BAB I
PENDAHULUAN
A.
Latar Belakang
Antropologi Agama adalah ilmu pengetahuan yang berusaha mempelajari tentang
manusia yang menyangkut agama dengan pendekatan budaya, atau disebut juga
Antropologi Religi. Meskipun ada yang berpendapat ada perbadaan pengerian
antara Antropologi Agama dengan Antropologi Religi, namun keduanya mengandung
arti adanya hubungan antara manusia dengan kekuasaan yang ghaib. Keduanya juga
menyangkut adanya buah pikiran sikap dan perilaku manusia dalam hubungannya
dengan kekuasaan yang tidak nyata.
Buah pikiran dan perilaku manusia tentang keagamaan dan kepercayaannya itu
pada kenyataannya dapat dilihat dalam wujud tingkah laku dalam acara dan
upacara-upacara tertentu menurut tata cara yang ditentukan dalam agama dan
kepercayaan masing-masing. Dengan demikian Agama tidaklah mendekati agama itu
sebagaimana dalam teologi (Ilmu Ketuhanan), yaitu ilmu yang menyelidiki Wahyu
Tuhan.
Dengan demikian memahami Islam yang telah berproses
dalam sejarah dan budaya tidak akan lengkap tanpa memahami manusia. Karena
realitas keagamaan sesungguhnya adalah realitas kemanusiaan yang mengejawantah
dalam dunia nyata. Terlebih dari itu, makna hakiki dari keberagamaan adalah
terletak pada interpretasi dan pengamalan agama. Oleh karena itu, antropologi sangat
diperlukan untuk memahami Islam, sebagai alat untuk memahami realitas
kemanusiaan dan memahami Islam yang telah dipraktikkan, Islam yang menjadi
gambaran sesungguhnya dari keberagamaan manusia.
Kepentingan untuk melihat agama dalam masyarakat
juga sangat penting jika dikaitkan dengan wacana posmodernisme yang berkembang
belakangan ini. Walaupun para ilmuwan sosial masih mendebatkan apakah yang
disebut sebagai posmodernis adalah "fenomena" atau sebuah kerangka
"desconstruction theory", mereka bersepakat tentang bangkitnya-dalam
arti diakuinya kembali local knowledge sebagai sebuah kebenaran-budaya lokal
dalam peraturan dunia global. Namun bagi ilmu sosial, utamanya mereka yang
terlibat langsung dengan urusan budaya seperti antropologi, globalisasi mengimplikasikan
makna yang lain.
Jika kembali pada persoalan kajian antropologi bagi
kajian Islam, maka dapat dilihat relevansinya dengan melihat dari dua hal.

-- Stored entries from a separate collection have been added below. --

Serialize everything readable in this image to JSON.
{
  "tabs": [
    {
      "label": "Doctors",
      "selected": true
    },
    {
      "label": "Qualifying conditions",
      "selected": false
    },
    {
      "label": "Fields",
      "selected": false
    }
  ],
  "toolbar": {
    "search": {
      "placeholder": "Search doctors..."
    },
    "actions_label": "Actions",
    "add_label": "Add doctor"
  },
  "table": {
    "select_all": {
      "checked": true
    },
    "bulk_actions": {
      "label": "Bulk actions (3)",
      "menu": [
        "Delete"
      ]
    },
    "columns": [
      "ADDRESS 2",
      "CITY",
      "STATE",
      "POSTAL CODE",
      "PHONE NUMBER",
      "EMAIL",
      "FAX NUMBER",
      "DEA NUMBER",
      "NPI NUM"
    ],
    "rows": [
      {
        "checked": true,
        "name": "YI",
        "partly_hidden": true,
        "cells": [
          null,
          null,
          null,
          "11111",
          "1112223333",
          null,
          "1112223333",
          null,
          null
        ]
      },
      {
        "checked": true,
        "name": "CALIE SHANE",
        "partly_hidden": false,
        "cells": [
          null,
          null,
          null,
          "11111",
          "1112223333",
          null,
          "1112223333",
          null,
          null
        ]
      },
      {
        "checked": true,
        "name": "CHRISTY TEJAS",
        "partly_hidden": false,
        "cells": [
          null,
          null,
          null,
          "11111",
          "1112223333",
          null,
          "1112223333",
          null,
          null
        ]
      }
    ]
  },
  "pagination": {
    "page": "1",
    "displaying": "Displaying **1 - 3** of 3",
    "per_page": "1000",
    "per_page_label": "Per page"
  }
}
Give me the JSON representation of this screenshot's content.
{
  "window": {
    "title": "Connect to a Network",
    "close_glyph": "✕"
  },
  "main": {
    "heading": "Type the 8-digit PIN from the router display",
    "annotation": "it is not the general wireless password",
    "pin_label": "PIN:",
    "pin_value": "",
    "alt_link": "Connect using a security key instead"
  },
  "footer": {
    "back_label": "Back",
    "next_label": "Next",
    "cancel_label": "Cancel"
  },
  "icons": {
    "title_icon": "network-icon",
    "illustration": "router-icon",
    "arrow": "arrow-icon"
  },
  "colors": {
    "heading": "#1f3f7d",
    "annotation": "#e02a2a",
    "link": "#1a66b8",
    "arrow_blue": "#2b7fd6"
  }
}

Pertama, penjelasan antropologi sangat berguna untuk membantu mempelajari agama
secara empirik, artinya kajian agama harus diarahkan pada pemahaman aspek-aspek
social context yang melingkupi agama. Kajian agama secara empiris dapat
diarahkan ke dalam dua aspek yaitu manusia dan budaya. Pada dasarnya agama
diciptakan untuk membantu manusia untuk dapat memenuhi keinginan-keinginan
kemanusiaannya, dan sekaligus mengarahkan kepada kehidupan yang lebih baik. Hal
ini jelas menunjukkan bahwa persoalan agama yang harus diamati secara empiris
adalah tentang manusia. Tanpa memahami manusia maka pemahaman tentang agama
tidak akan menjadi sempurna.
Dipandang dari makna kebudayaan yang demikian, maka agama sebagai sebuah
sistem makna yang tersimpan dalam simbol-simbol suci sesungguhnya adalah pola
makna yang diwarisi manusia sebagai ethos dan juga worldview-nya. Clifford
Geertz mengartikan ethos sebagai "tone, karakter dan kualitas dari
kehidupan manusia yang berarti juga aspek moral maupun estitika mereka."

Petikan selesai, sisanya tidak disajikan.